En 1934, seize ans après le lynchage, M. W.B. Chambers a écrit une lettre au président Franklin D. Roosevelt, se remémorant le lynchage de Mme Turner. En 1918, M. Chambers était un adolescent et en 1934, il était un adulte. Sa lettre a ensuite été transmise au ministère de la Justice. De sa maison dans le New Jersey, il a écrit en partie :
…Pendant les années d’adolescence, je peux me rappeler le sang qui coulait froid dans mes veines lorsque James Weldon Johnson a dépeint de façon vivante le destin cruel de Mary Turner, il y a une génération au Carnegie Hall. Comment cette pauvre mère noire sans défense a été pendue à un arbre, puis éviscérée par une foule brutale et assoiffée de sang. M. le Président, je me souviens encore de ce spectacle impie qui me donnait la nausée, comme si c’était hier. Je n’étais alors qu’un enfant… Le fait demeure… mon gouvernement n’a rien fait pour éradiquer le lynchage…
L’assistant du procureur général Joseph B. Keenan accuse réception de la lettre de M. Chambers. Cependant, il n’a proposé aucune solution sur la façon dont le ministère pourrait traduire en justice les meurtriers de Mme Turner et de sa famille. Il n’a pas non plus expliqué comment éradiquer le lynchage aux États-Unis en soutenant et en promulguant une législation fédérale contre le lynchage.
M. Samuel Brown, un autre citoyen concerné, se souvenait à l’âge de cinq ans de « nègres soumis au lynchage et au bûcher. » Aujourd’hui âgé de trente-trois ans en 1940 et vivant à New York, il a également écrit au président Roosevelt. Il a écrit qu’il se souvenait avoir lu le lynchage de Mme Mary Turner et de sa famille dans The Crisis, un magazine publié par la National Association for the Advancement of Colored People. La lettre disait en partie :
… L’un des récits de violence les plus vicieux jamais enregistrés… en plus des autres actes horribles commis contre la famille, était la pendaison par les talons de la mère enceinte , l’éviscération avec un couteau couramment utilisé pour tuer les porcs, et permettant au fœtus vivant de tomber sur le sol. Un membre de la foule s’avança et écrasa la tête avec son talon…

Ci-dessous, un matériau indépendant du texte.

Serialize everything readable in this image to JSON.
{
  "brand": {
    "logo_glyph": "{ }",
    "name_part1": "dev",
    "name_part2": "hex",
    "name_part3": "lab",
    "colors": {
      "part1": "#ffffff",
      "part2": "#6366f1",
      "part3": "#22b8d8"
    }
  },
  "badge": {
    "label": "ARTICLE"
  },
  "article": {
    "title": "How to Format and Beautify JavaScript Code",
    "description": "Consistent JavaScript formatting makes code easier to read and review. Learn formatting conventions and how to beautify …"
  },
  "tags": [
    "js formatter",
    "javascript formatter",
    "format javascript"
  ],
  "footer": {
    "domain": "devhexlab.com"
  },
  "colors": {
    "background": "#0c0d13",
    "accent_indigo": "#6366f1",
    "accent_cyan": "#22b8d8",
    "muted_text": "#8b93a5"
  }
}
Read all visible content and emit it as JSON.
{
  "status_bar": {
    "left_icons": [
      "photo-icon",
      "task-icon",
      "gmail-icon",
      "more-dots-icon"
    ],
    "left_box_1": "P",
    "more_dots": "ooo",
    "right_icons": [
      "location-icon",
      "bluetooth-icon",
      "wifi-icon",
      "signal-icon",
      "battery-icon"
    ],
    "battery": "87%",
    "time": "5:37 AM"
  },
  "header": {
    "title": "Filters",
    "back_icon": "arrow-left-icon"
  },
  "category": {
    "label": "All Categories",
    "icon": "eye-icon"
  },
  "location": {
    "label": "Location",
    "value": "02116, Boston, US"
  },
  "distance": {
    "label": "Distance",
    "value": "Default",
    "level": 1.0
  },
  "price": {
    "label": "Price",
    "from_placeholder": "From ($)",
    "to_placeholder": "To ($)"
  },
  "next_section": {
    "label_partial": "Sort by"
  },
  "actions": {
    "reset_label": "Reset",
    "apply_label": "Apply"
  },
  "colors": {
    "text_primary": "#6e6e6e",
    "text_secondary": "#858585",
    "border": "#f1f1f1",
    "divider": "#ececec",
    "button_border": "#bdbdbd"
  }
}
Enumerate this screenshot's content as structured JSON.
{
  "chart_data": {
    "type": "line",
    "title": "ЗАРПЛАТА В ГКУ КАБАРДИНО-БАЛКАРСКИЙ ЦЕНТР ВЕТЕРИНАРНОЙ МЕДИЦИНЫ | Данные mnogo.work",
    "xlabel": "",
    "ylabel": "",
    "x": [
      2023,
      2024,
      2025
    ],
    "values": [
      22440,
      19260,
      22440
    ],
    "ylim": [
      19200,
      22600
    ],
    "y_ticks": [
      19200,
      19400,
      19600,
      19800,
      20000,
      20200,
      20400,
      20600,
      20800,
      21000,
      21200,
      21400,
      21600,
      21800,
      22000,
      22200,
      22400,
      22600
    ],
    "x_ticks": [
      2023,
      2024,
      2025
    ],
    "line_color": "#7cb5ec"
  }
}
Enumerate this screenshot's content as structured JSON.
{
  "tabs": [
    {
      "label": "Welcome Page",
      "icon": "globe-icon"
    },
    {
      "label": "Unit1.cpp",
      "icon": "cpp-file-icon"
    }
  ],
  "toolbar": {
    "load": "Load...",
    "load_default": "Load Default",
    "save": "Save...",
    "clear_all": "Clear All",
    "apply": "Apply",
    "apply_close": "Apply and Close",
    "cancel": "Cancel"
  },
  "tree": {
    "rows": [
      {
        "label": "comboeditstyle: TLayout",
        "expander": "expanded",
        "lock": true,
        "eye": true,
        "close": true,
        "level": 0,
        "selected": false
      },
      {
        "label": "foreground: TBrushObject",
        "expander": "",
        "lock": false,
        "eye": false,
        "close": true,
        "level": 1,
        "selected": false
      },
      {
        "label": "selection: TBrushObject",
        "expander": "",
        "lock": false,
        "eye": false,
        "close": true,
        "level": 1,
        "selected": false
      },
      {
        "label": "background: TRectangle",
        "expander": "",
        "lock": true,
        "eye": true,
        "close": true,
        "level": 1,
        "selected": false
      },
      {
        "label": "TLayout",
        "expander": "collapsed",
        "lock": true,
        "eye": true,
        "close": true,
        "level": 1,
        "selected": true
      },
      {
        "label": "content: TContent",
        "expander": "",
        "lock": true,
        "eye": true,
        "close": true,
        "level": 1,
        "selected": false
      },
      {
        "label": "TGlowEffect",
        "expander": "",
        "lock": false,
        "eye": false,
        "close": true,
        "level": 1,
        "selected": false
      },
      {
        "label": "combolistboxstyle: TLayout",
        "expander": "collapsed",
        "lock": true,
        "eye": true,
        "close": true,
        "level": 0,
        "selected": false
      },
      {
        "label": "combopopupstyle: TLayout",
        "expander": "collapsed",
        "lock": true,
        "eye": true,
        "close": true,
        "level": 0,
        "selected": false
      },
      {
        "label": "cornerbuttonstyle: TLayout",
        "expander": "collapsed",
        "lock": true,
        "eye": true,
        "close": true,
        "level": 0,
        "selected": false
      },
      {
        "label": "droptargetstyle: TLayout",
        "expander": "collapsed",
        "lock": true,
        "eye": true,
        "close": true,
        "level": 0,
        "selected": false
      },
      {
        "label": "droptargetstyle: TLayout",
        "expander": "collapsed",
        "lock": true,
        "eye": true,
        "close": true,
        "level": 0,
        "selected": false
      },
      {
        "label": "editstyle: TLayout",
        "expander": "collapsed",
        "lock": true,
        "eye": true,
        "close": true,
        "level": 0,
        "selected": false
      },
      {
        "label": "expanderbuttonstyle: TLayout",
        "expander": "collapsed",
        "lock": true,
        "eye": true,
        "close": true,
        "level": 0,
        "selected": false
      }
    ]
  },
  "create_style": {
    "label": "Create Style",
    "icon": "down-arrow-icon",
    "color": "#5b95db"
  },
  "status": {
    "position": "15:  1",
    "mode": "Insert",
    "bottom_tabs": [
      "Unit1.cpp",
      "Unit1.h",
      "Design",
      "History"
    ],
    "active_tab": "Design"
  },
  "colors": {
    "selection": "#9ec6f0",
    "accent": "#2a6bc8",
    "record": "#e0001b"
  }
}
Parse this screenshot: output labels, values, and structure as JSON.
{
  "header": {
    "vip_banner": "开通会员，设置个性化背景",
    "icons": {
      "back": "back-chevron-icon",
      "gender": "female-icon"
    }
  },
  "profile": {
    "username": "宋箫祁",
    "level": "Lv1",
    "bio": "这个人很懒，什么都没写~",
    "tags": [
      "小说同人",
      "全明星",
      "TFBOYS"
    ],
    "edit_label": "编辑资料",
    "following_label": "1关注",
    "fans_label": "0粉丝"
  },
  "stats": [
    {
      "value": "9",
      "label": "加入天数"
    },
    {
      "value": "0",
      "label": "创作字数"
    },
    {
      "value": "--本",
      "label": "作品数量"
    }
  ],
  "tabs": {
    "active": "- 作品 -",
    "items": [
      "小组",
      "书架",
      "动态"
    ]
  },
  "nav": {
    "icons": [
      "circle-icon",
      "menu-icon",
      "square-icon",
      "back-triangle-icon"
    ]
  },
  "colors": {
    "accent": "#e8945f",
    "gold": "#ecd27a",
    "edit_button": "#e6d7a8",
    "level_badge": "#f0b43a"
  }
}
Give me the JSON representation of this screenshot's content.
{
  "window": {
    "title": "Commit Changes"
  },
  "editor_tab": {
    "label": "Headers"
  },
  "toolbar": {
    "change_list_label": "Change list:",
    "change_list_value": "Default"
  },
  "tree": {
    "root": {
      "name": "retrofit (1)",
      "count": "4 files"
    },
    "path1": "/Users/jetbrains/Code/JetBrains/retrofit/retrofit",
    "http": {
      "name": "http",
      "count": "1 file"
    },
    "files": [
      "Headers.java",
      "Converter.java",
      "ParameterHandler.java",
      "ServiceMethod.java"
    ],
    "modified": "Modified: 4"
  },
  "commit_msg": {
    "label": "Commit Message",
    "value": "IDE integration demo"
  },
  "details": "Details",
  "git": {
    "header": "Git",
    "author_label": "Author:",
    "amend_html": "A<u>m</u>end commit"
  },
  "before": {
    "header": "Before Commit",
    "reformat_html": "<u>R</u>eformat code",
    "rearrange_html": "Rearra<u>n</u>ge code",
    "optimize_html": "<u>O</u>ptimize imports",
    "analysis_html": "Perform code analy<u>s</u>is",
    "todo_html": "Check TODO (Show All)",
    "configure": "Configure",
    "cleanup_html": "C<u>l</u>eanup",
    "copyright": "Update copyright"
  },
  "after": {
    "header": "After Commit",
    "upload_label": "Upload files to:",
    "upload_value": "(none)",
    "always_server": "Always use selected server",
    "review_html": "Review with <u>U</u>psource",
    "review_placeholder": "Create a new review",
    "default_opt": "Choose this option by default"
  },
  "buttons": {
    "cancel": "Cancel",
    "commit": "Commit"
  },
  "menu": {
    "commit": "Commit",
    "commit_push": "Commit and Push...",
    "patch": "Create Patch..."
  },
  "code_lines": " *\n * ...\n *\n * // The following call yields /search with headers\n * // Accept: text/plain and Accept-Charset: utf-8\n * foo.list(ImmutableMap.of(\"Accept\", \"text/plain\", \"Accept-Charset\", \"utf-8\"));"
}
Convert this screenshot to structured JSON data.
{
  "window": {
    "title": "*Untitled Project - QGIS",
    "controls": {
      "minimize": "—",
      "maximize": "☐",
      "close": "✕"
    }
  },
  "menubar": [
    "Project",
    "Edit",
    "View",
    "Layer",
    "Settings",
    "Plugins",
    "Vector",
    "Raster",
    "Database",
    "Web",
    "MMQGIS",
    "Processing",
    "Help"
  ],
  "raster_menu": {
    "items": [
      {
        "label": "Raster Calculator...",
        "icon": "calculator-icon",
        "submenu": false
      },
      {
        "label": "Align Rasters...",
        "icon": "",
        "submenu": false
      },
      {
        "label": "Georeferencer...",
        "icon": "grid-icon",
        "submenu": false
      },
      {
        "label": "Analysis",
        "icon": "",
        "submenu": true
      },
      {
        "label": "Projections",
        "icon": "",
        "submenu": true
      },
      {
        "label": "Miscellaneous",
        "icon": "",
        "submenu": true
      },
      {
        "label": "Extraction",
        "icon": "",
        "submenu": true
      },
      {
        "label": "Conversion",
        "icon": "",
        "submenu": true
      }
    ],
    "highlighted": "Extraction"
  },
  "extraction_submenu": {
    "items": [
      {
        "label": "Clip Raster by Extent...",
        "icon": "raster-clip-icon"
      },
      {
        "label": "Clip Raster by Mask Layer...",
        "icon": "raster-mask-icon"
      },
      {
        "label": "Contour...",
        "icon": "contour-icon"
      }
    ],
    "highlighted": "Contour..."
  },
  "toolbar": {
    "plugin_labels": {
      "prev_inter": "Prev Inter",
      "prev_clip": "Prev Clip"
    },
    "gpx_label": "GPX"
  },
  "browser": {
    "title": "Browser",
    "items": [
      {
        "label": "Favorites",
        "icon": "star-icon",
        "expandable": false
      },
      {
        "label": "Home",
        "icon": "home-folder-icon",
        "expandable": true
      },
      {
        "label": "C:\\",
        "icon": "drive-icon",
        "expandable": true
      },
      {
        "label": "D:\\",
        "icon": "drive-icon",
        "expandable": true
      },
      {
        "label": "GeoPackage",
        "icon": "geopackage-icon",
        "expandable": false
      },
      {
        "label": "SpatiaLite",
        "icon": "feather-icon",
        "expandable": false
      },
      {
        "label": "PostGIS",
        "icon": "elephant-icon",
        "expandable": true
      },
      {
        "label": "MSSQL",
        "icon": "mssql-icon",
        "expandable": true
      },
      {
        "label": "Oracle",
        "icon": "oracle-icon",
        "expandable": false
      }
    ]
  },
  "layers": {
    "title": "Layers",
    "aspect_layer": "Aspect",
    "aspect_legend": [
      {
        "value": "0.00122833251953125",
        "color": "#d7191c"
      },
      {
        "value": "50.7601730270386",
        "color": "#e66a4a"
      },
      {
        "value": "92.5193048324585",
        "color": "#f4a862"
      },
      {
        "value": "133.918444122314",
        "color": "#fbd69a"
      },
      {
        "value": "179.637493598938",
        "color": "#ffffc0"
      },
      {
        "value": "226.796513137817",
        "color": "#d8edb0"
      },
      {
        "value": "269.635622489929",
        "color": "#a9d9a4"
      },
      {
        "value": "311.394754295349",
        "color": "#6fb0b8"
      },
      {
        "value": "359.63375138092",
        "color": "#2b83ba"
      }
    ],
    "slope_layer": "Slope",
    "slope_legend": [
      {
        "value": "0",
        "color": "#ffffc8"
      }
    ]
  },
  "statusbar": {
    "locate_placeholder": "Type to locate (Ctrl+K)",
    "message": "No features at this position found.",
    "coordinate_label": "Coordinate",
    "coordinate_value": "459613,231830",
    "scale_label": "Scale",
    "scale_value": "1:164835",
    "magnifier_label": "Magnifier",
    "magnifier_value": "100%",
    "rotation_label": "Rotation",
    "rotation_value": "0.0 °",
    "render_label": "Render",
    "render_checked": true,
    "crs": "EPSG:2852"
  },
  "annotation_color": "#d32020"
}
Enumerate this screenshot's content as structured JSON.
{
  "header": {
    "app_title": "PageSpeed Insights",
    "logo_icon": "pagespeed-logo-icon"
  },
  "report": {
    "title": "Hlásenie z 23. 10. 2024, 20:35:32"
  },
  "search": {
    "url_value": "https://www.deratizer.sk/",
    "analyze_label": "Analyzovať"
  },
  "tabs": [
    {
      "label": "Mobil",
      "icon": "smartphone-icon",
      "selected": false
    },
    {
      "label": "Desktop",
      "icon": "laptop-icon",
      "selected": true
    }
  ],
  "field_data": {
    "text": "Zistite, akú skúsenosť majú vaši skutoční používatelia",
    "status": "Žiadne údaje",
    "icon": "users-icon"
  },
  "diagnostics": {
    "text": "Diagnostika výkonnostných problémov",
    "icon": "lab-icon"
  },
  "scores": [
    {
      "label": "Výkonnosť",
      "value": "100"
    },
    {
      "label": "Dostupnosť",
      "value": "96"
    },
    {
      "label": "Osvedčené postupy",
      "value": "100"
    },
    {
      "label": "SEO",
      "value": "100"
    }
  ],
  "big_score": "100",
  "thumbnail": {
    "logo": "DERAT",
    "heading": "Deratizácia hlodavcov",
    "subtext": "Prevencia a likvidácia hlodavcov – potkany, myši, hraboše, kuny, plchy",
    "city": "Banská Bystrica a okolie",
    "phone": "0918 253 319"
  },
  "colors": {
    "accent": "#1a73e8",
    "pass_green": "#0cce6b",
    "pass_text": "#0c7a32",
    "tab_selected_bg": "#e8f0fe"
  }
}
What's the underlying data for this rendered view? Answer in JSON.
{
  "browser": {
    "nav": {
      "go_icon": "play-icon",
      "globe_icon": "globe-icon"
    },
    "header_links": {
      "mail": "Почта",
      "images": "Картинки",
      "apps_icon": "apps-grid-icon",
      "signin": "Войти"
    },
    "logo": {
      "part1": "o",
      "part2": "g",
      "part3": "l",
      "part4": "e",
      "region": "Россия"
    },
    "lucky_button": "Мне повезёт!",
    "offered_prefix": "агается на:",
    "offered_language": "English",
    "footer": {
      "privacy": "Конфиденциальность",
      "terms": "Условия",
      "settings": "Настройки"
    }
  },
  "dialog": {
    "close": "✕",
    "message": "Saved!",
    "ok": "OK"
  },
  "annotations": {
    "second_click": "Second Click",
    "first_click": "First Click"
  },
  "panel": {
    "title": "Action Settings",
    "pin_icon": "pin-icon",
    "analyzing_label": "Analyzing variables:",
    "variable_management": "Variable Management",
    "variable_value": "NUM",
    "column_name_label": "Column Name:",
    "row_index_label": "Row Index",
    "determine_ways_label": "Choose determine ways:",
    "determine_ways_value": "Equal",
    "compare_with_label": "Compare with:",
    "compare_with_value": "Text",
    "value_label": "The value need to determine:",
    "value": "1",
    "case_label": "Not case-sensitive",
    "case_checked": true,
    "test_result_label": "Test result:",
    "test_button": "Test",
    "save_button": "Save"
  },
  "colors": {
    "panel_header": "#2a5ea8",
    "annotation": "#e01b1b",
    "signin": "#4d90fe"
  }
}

Il n’y a aucune preuve dans les dossiers indiquant que le ministère de la Justice a fourni une réponse aux préoccupations de M. Brown en matière de lynchage et à son soutien à un projet de loi fédéral contre le lynchage.
Aucun membre de la foule de lyncheurs n’a jamais été annexé ou poursuivi pour aucun des lynchages qui ont eu lieu au cours de cette semaine troublante de mai 1918. Par conséquent, les victimes ont reçu le même verdict factice que la majorité des victimes de lynchages aux États-Unis : les victimes ont trouvé la mort, de la main de personnes inconnues, même lorsque les membres des lynchages étaient connus dans la communauté et par les forces de l’ordre.